Contaminated food does not always taste bad, smell bad, or look bad. Food safety should be a concern for people donating or receiving donated foods. Avoiding foodborne illness is particularly important in a disaster when facilities may be minimal or when people have compromised immune systems. A foodborne illness at an emergency shelter can make a bad situation worse.

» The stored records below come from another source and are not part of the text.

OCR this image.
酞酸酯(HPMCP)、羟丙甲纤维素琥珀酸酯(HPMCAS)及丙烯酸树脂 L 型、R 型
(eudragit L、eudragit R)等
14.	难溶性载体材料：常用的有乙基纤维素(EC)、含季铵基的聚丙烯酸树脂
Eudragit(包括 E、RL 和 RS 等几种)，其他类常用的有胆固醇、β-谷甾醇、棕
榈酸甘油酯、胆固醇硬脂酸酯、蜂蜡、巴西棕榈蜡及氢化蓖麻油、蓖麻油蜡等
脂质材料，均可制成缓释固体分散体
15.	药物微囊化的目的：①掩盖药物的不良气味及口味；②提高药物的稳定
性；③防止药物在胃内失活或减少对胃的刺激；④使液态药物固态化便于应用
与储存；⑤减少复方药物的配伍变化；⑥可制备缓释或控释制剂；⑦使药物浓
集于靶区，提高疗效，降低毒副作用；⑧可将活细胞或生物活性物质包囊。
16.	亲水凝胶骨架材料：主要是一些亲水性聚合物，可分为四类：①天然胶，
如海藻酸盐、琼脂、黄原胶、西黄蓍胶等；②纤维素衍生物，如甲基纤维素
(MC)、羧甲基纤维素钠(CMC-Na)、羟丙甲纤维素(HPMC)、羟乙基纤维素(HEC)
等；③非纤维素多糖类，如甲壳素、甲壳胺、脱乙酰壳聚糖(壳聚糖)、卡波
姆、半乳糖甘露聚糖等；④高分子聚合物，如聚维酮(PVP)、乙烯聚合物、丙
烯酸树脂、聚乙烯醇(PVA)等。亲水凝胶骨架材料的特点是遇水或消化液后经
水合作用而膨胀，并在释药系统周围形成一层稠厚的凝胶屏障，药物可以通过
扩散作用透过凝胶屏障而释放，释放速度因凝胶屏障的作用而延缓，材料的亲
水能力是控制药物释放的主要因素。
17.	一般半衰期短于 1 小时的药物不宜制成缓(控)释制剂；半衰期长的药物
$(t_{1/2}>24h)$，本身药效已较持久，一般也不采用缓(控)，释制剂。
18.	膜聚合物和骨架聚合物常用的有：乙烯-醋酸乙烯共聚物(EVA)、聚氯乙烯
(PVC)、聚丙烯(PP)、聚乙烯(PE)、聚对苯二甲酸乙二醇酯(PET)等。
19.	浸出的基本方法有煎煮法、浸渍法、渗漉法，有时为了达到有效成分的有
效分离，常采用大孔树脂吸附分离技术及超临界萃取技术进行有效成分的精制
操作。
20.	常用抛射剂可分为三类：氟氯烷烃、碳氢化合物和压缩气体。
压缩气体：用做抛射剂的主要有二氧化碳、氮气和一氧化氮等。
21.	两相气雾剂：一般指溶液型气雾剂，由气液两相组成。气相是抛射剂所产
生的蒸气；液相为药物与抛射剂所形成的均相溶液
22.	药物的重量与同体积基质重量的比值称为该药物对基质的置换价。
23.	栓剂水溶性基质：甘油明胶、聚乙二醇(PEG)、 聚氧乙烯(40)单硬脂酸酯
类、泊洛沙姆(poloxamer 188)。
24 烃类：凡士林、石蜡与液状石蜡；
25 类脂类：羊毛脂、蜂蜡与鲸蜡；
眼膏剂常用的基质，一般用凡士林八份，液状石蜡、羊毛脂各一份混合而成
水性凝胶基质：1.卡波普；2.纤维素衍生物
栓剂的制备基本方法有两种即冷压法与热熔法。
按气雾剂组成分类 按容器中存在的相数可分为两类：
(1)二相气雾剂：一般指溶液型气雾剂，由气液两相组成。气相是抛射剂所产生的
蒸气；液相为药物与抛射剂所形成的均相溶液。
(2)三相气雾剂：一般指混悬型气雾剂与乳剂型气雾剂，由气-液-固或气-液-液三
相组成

To help avoid these problems the Alabama Cooperative Extension Service is offering some advice for those wanting to donate food and those who receive the items:
Cautions for accepting donated foods:
Cooked meats (including poultry and fish)
Raw meats
Raw meats should have been held no longer than two days in a home refrigerator before donation.
Baked goods
Cakes, pies, cookies, etc. are safe foods for home preparation and donation as long as cream and custard fillings and meringues are avoided.
Eggs and cheese
Eggs, raw or cooked, should be held under continual refrigeration. Cooked eggs should be used the same day as cooked, or boiled eggs with the shell intact used within one week (kept under refrigeration before use). Do not donate or accept cracked raw eggs. Cheese should be kept under refrigeration.
Dry goods
Dry goods such as cereals, flour, sugar, dry beans, etc. are safe.
Canned goods
Commercially prepared canned goods, including canned meats, are safe when received in containers in good condition. However, if the entire container is not used when opened, the remaining portion must be refrigerated. Do not use dented, rusted or swollen cans or home-canned vegetables.